Among the top financial performers:

  • Transformer reached a return of 139.63% over 720 days but with the highest volatility (72.81%).
  • Informer also performed well financially but suffered from inconsistent drawdowns.
  • PatchTST, despite its early dominance, exhibited weaker long-horizon returns and higher drawdowns, suggesting it may be best suited for tactical short-term strategies.

Notably, statistical validation using the Mann–Whitney U test confirmed that many of these performance differences were significant, especially across changing time horizons.

What are the practical implications for investors and fintech?

Forecasting horizon matters significantly.
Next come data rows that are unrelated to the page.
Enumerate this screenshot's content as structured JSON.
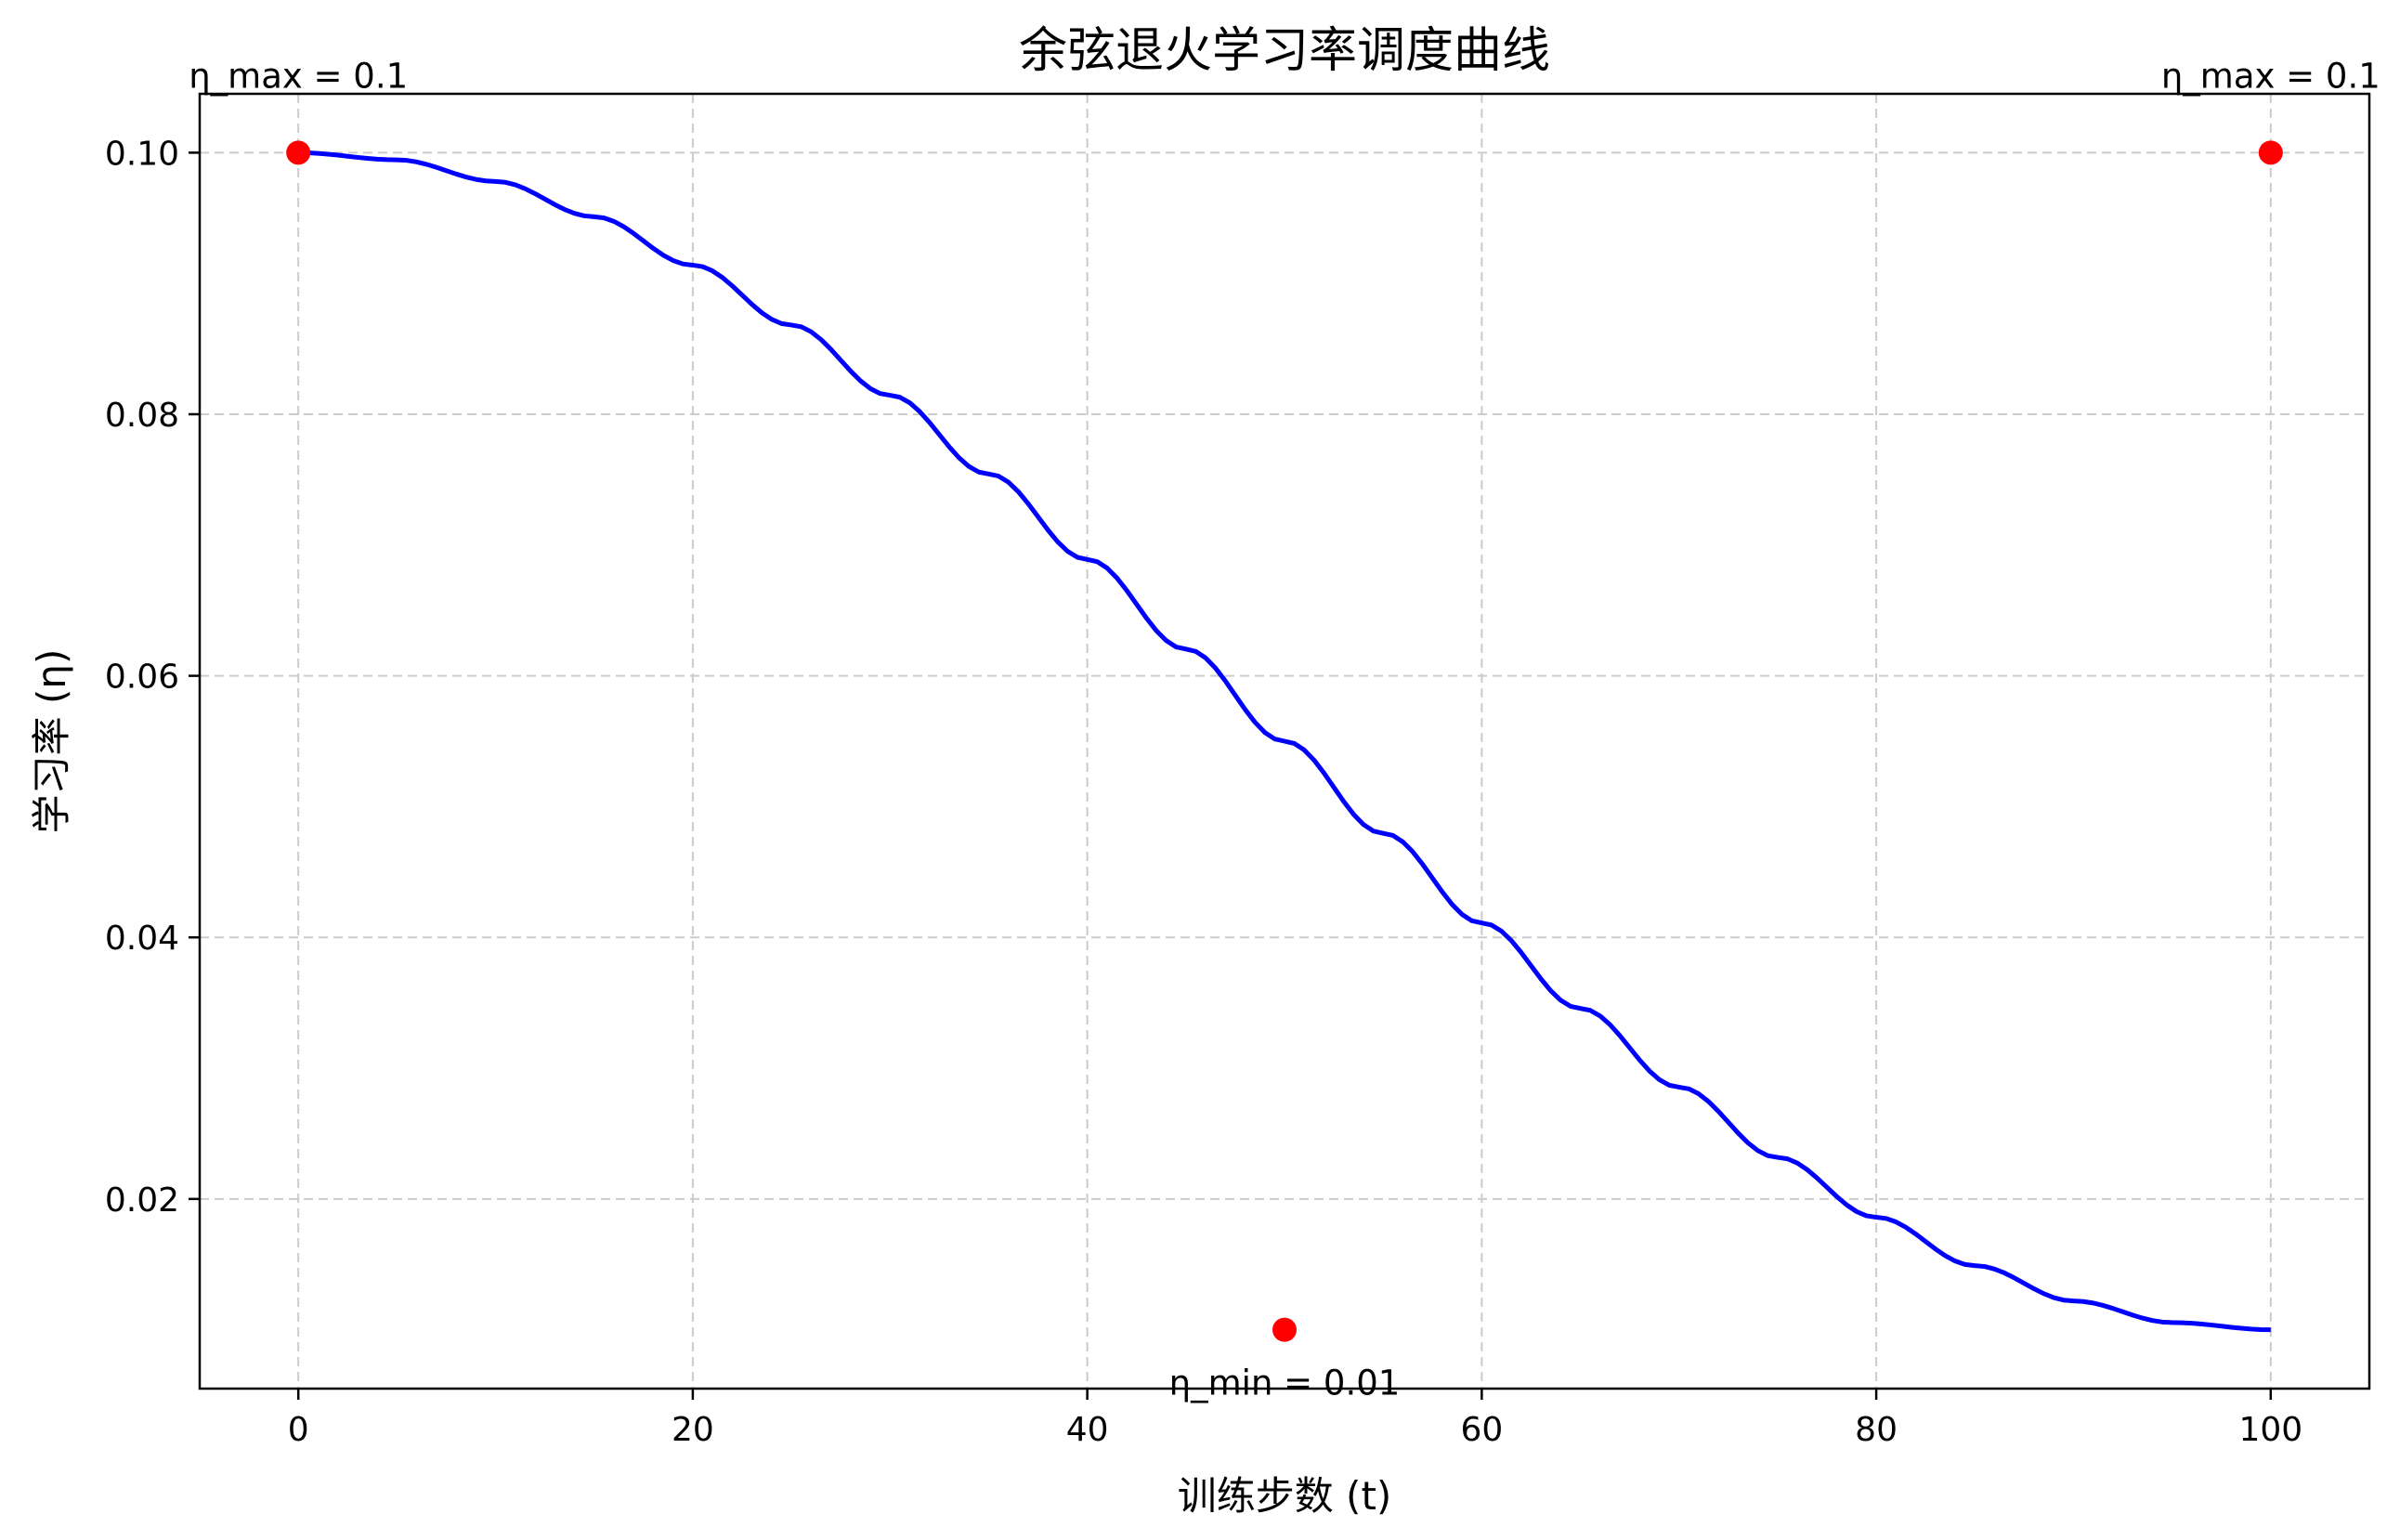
{
  "chart_data": {
    "type": "line",
    "title": "余弦退火学习率调度曲线",
    "xlabel": "训练步数 (t)",
    "ylabel": "学习率 (η)",
    "xlim": [
      -5,
      105
    ],
    "ylim": [
      0.0055,
      0.1045
    ],
    "xticks": [
      0,
      20,
      40,
      60,
      80,
      100
    ],
    "xtick_labels": [
      "0",
      "20",
      "40",
      "60",
      "80",
      "100"
    ],
    "yticks": [
      0.02,
      0.04,
      0.06,
      0.08,
      0.1
    ],
    "ytick_labels": [
      "0.02",
      "0.04",
      "0.06",
      "0.08",
      "0.10"
    ],
    "grid": true,
    "series": [
      {
        "color": "#0000ff",
        "x": [
          0,
          5,
          10,
          15,
          20,
          25,
          30,
          35,
          40,
          45,
          50,
          55,
          60,
          65,
          70,
          75,
          80,
          85,
          90,
          95,
          100
        ],
        "y": [
          0.1,
          0.09945,
          0.0978,
          0.0951,
          0.0914,
          0.08682,
          0.08145,
          0.07543,
          0.0689,
          0.06204,
          0.055,
          0.04796,
          0.0411,
          0.03457,
          0.02855,
          0.02318,
          0.0186,
          0.0149,
          0.0122,
          0.01055,
          0.01
        ]
      }
    ],
    "scatter": {
      "color": "#ff0000",
      "points": [
        {
          "x": 0,
          "y": 0.1
        },
        {
          "x": 100,
          "y": 0.1
        },
        {
          "x": 50,
          "y": 0.01
        }
      ]
    },
    "annotations": [
      {
        "text": "η_max = 0.1",
        "x": 0,
        "y": 0.1
      },
      {
        "text": "η_max = 0.1",
        "x": 100,
        "y": 0.1
      },
      {
        "text": "η_min = 0.01",
        "x": 50,
        "y": 0.01
      }
    ],
    "colors": {
      "line": "#0000ff",
      "markers": "#ff0000",
      "grid": "#cccccc",
      "axes": "#000000"
    }
  }
}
While some models shine in short-term scenarios, they may falter over longer stretches. Secondly, model complexity does not always correlate with superior outcomes. The DLinear model, a relatively simple architecture, delivered competitive long-term results with fewer computational demands.

Furthermore, the findings emphasize the importance of evaluating both technical and financial performance. Models that are accurate in prediction do not always lead to profitable trading outcomes, and vice versa. Thus, comprehensive, multi-dimensional evaluation frameworks, like the one introduced in this study, are critical for practical deployment.

Integrating dynamic or adaptive trading strategies, exploring ensemble methods, and incorporating rolling-window validation could further enhance model reliability. The study also proposes broader use of non-parametric statistical methods to validate findings across diversified market conditions.